Archive für 4.3.2008

Messe die letzte

 

Nun ging es also auf die Piste. Die Instrumente (Gitarre, Bongos und Bodhran(Irische Trommel)) in den Kofferraum und ab in den ersten Pub. Vor diesem Pub stand ein Bus, der Pub selbst war…. hässlich, aber es saßen ein paar ältere Leute drinnen und sangen ein Lied. Als das Lied zu ende war, verließ ein Großteil der Leute den Pub. Mir wurde gesagt das diese Leute mit dem Bus eine Pub Tour machen (fragt mich einfach nicht was das heißt, ich weiß es nicht). Da der Pub nicht so der Renner war, beschlossen meine Begleiter nicht zu spielen, statt dessen wurden ein paar Guinness gekippt und der Wirt gesellte sich zu einem Gespräch zu uns und man wurde sich schnell einig das man mal im Pub aufspielen darf.


Weiter ging es dann nach Kells (Hicks), der Pub hatte seinen Namen nach seinem Inhaber Mad Matt. Viel versprechend, der Pub selbst war……. auch hässlich und hatte eine dieser schönen Toiletten, die die letzten paar Jahre keine Bürste gesehen haben. An der Bar lungerten ein paar Einheimische herum und tranken Ihre Biere. Auch ein paar Jugendliche waren da und lungerten um den Kamin herum. Dann kam Mad Matt, der Mann mit dem Glasauge. Mit dem Irren Blick und einem Haufen komischer Geschichten, von seinem Aufenthalt im Irrenhaus und den Polizisten die ihm aus dem Weg gehen und das er den einzigen Pub in Irland hat, in dem geraucht werden darf.


Die Jungs packten ihre Instrumente aus und setzten sich in ein Eck. Die Musikbox im Hintergrund lief weiter, das störte aber keinen. Dann wurden alte irische Lieder gesungen und mit den Trommeln begleitet. Schöne Lieder, dazwischen gab es immer mal wieder ein Pint. Bis wir schließlich schön die Lampen an hatten. Irgendwie lustig das ganze. Natürlich haben die zwei nichts für Ihren Auftritt bekommen, nur eine Runde Bier war aufs Haus, als Road Manager konnte ich davon profitieren.


Dann gingen wir irgendwann heim, da ich nicht gut geschlafen hatte im Hotel, fiel ich sofort ins Komma.

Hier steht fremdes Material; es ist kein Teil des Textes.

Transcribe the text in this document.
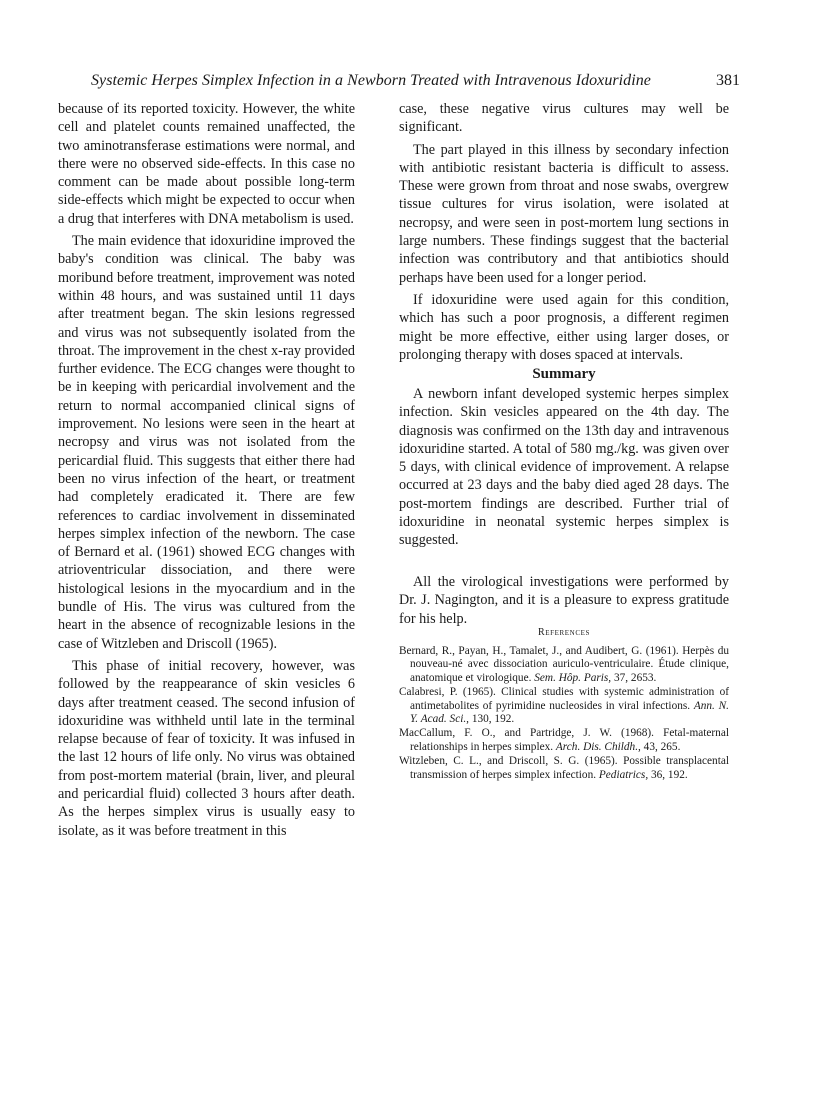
Systemic Herpes Simplex Infection in a Newborn Treated with Intravenous Idoxuridine	381

because of its reported toxicity. However, the white cell and platelet counts remained unaffected, the two aminotransferase estimations were normal, and there were no observed side-effects. In this case no comment can be made about possible long-term side-effects which might be expected to occur when a drug that interferes with DNA metabolism is used.

The main evidence that idoxuridine improved the baby's condition was clinical. The baby was moribund before treatment, improvement was noted within 48 hours, and was sustained until 11 days after treatment began. The skin lesions regressed and virus was not subsequently isolated from the throat. The improvement in the chest x-ray provided further evidence. The ECG changes were thought to be in keeping with pericardial involvement and the return to normal accompanied clinical signs of improvement. No lesions were seen in the heart at necropsy and virus was not isolated from the pericardial fluid. This suggests that either there had been no virus infection of the heart, or treatment had completely eradicated it. There are few references to cardiac involvement in disseminated herpes simplex infection of the newborn. The case of Bernard et al. (1961) showed ECG changes with atrioventricular dissociation, and there were histological lesions in the myocardium and in the bundle of His. The virus was cultured from the heart in the absence of recognizable lesions in the case of Witzleben and Driscoll (1965).

This phase of initial recovery, however, was followed by the reappearance of skin vesicles 6 days after treatment ceased. The second infusion of idoxuridine was withheld until late in the terminal relapse because of fear of toxicity. It was infused in the last 12 hours of life only. No virus was obtained from post-mortem material (brain, liver, and pleural and pericardial fluid) collected 3 hours after death. As the herpes simplex virus is usually easy to isolate, as it was before treatment in this

case, these negative virus cultures may well be significant.

The part played in this illness by secondary infection with antibiotic resistant bacteria is difficult to assess. These were grown from throat and nose swabs, overgrew tissue cultures for virus isolation, were isolated at necropsy, and were seen in post-mortem lung sections in large numbers. These findings suggest that the bacterial infection was contributory and that antibiotics should perhaps have been used for a longer period.

If idoxuridine were used again for this condition, which has such a poor prognosis, a different regimen might be more effective, either using larger doses, or prolonging therapy with doses spaced at intervals.

Summary

A newborn infant developed systemic herpes simplex infection. Skin vesicles appeared on the 4th day. The diagnosis was confirmed on the 13th day and intravenous idoxuridine started. A total of 580 mg./kg. was given over 5 days, with clinical evidence of improvement. A relapse occurred at 23 days and the baby died aged 28 days. The post-mortem findings are described. Further trial of idoxuridine in neonatal systemic herpes simplex is suggested.

All the virological investigations were performed by Dr. J. Nagington, and it is a pleasure to express gratitude for his help.

References

Bernard, R., Payan, H., Tamalet, J., and Audibert, G. (1961). Herpès du nouveau-né avec dissociation auriculo-ventriculaire. Étude clinique, anatomique et virologique. Sem. Hôp. Paris, 37, 2653.

Calabresi, P. (1965). Clinical studies with systemic administration of antimetabolites of pyrimidine nucleosides in viral infections. Ann. N. Y. Acad. Sci., 130, 192.

MacCallum, F. O., and Partridge, J. W. (1968). Fetal-maternal relationships in herpes simplex. Arch. Dis. Childh., 43, 265.

Witzleben, C. L., and Driscoll, S. G. (1965). Possible transplacental transmission of herpes simplex infection. Pediatrics, 36, 192.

Ich bin aufgewacht und wusste nicht so wirklich wo ich bin, als ich mich wieder gesammelt hatte, gab es eine super Dusche und diesen furchtbaren Geruch nach dem Genuss von Guinness. Dann holte mich mein Kunde ab und sagte mir das wir jetzt erst einmal Hurlen gehen. Okay, wie auch immer. Also holten wir noch meinen Vermieter aus dem Bett und gingen zur Ruine, stellten uns auf eine Wiese, Quatschten ein wenig über den Abend und schlugen uns ein paar Bälle zu, während die Schafe um uns weideten und die Krähen aus der alten Ruine empor Stiegen. Dann zurück und etwas Frühstück, danach dann schön easy zur Messe. Also irgendwie war das ein sehr irreales Wochenende.


Ich hoffe die Bilder mit dem Handy sind ein bisschen was geworden. Die Dinge an der Messe liefen auf alle Fälle sehr gut und ich habe wieder ein paar gute Kontakte knüpfen können und hier zählen Kontakte alles.


Kurz zur Ruine. Sie ist frei zugänglich und es gibt so gut wie keine Absperrungen, es kann sehr gut sein das Ihr hier ganz alleine herum geistern könnt. Es gibt auch einen alten Friedhof. Die Ruinen wurden im zwölften Jahrhundert errichtet und waren ein altes Kloster, der Hauptteil stammt aus dem 15. Jh. Insgesamt standen dort sieben Wohntürme die durch Mauern miteinander verbunden waren. Vergesst auf gar keinen Fall Eure Kamera! Ich Depp!!